Sunday, May 22, 2011

Up In The Air

A funny thing happens when I am above the clouds. It's as if the new perspective enables me to think about things that wouldn't enter my mind if I was on the ground, engrossed in the daily activities of life. There's something about being above it all that allows for reflection, for deeper thought and meaning, than the hustle and bustle of daily life on the ground affords. I seem to do my deepest thinking when electronic devices aren't allowed, and I'm not distracted by my laptop, my iPod, or even the magazine in the seat pocket. So what do I think about you ask?

I think about how peaceful and perfect the world looks, all the blemishes fade away from our world when looking at it from afar.

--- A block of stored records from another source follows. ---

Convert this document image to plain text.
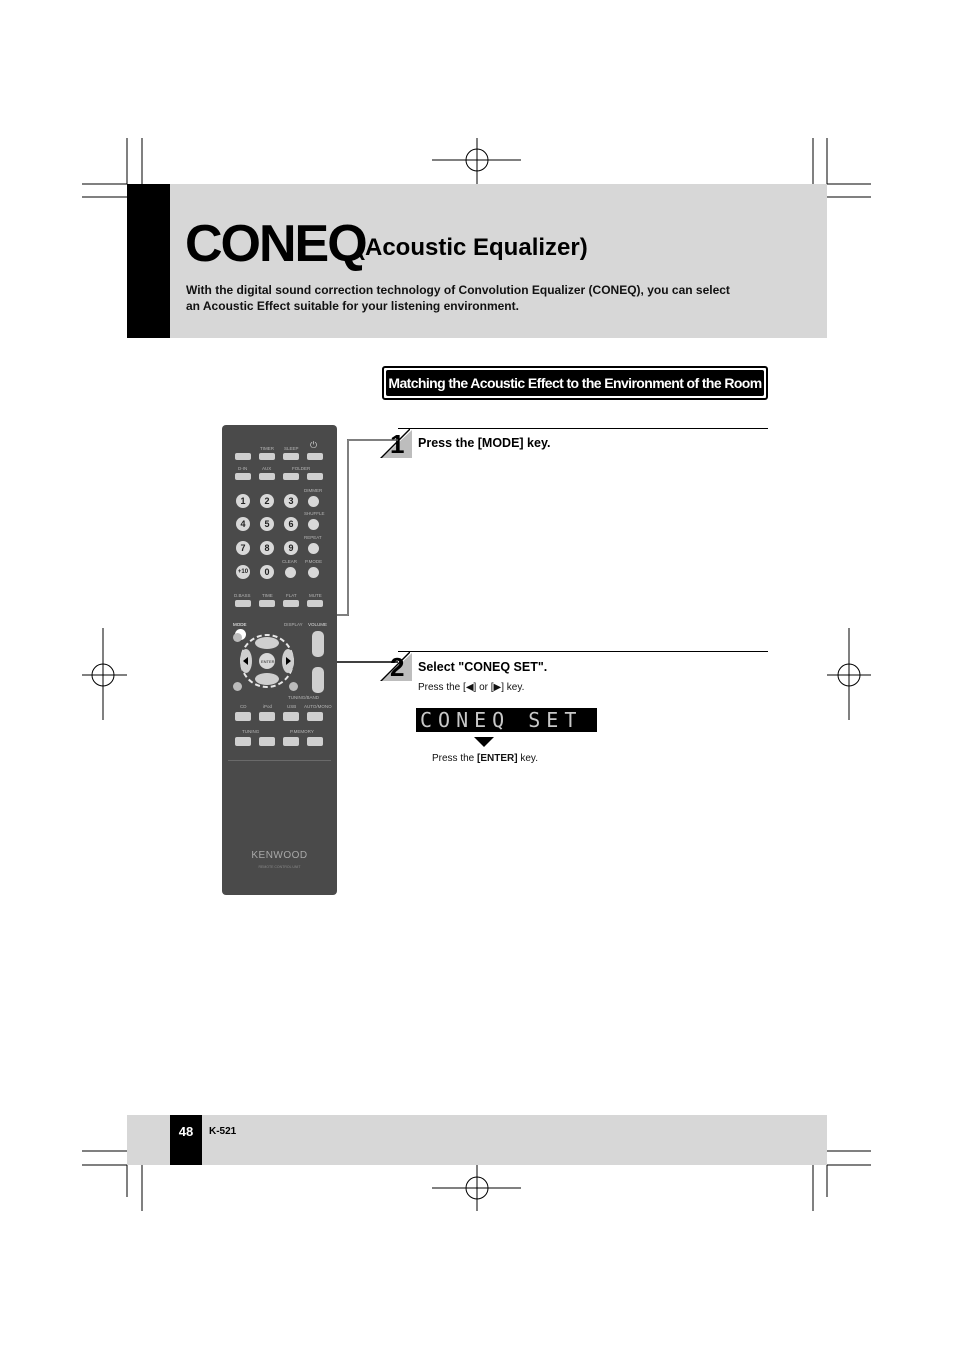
CONEQ
(Acoustic Equalizer)
With the digital sound correction technology of Convolution Equalizer (CONEQ), you can select
an Acoustic Effect suitable for your listening environment.
Matching the Acoustic Effect to the Environment of the Room
1 Press the [MODE] key.
2 Select "CONEQ SET".
Press the [◀] or [▶] key.
CONEQ SET
Press the [ENTER] key.
TIMER SLEEP ⏻
D-IN	AUX	FOLDER
1	2	3
DIMMER
4	5	6
SHUFFLE
7	8	9
REPEAT
+10	0
CLEAR P.MODE
D.BASS	TIME	FLAT	MUTE
MODE	DISPLAY VOLUME
ENTER
TUNING/BAND
CD	iPod	USB AUTO/MONO
TUNING	P.MEMORY
KENWOOD
REMOTE CONTROL UNIT
48	K-521
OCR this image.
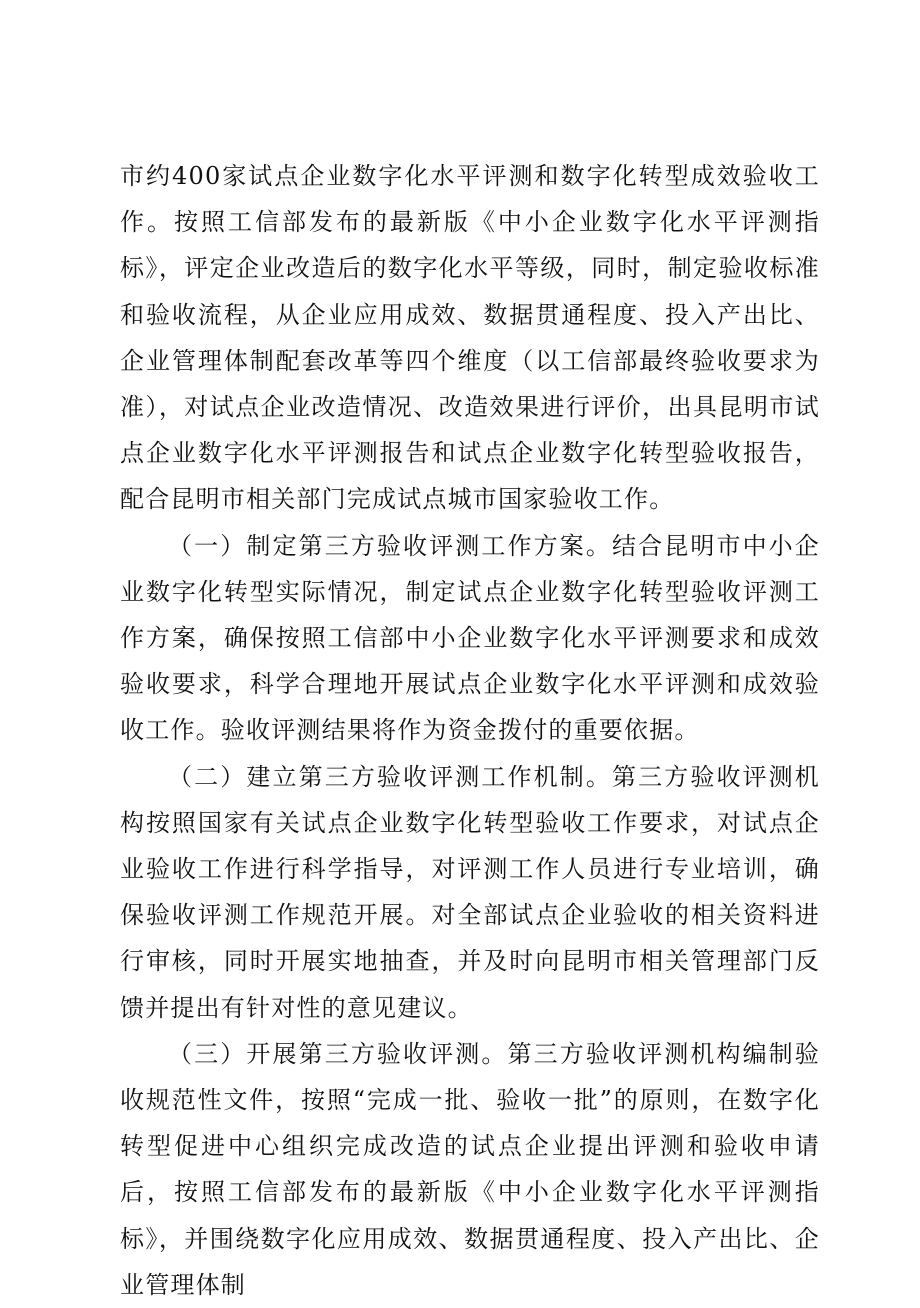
市约400家试点企业数字化水平评测和数字化转型成效验收工作。按照工信部发布的最新版《中小企业数字化水平评测指标》，评定企业改造后的数字化水平等级，同时，制定验收标准和验收流程，从企业应用成效、数据贯通程度、投入产出比、企业管理体制配套改革等四个维度（以工信部最终验收要求为准），对试点企业改造情况、改造效果进行评价，出具昆明市试点企业数字化水平评测报告和试点企业数字化转型验收报告，配合昆明市相关部门完成试点城市国家验收工作。

（一）制定第三方验收评测工作方案。结合昆明市中小企业数字化转型实际情况，制定试点企业数字化转型验收评测工作方案，确保按照工信部中小企业数字化水平评测要求和成效验收要求，科学合理地开展试点企业数字化水平评测和成效验收工作。验收评测结果将作为资金拨付的重要依据。

（二）建立第三方验收评测工作机制。第三方验收评测机构按照国家有关试点企业数字化转型验收工作要求，对试点企业验收工作进行科学指导，对评测工作人员进行专业培训，确保验收评测工作规范开展。对全部试点企业验收的相关资料进行审核，同时开展实地抽查，并及时向昆明市相关管理部门反馈并提出有针对性的意见建议。

（三）开展第三方验收评测。第三方验收评测机构编制验收规范性文件，按照“完成一批、验收一批”的原则，在数字化转型促进中心组织完成改造的试点企业提出评测和验收申请后，按照工信部发布的最新版《中小企业数字化水平评测指标》，并围绕数字化应用成效、数据贯通程度、投入产出比、企业管理体制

Everything seems orderly, and in place. You see the large cities lit up, the towns lit up, and spaces of nothingness in between. Just as it should be. Car lights moving steadily to reach their destination. No sound whatsoever. Now that's a trait I'm sure Brad appreciates in particular. All the complexity, the detail, the chaos ... gone. The world seems right with itself.

But I also think about how small each of us are as individuals in our world. Make a million bucks, write a book, plant a field for 40 years, does any of that really matter? Being in the air trivializes almost all of these things. Who has really made a mark on the world, Thomas Edison, that's who! Because when you are flying at night, his invention is the only one that appears to exist. Oh, and the Wright Brothers. But the latter is one with whom you question whether being that high up in the air, living on faith in others to bring you back to those you love, you question how much thanks that deserves. The only things lasting are our memories, and that's when the impact you have had on others (and others on you) seem to be the most important.

Particularly if you never come down again, if you never speak another word to anyone. My fear and anxiety over flying also seem to have increased over the years. Fear and anxiety over something terrible happening, and the fact that your life is in the hands of someone you have never met, and never will meet also cross my mind. Why would you do such a thing? And for what, a meeting? Really? Doesn't seem to make any sense at that point in time. But it will when reality returns, when the wheels once again touch down and you go right back into ground mode.

Flying is an incredible diversion of thought and perspective for me. Strange how that's what it takes for me to think more deeply about what's important, what really matters, and how blessed I am.

1 comment:

  1. Ed, I'm flying tomorrow... I'll let you know if it hits me!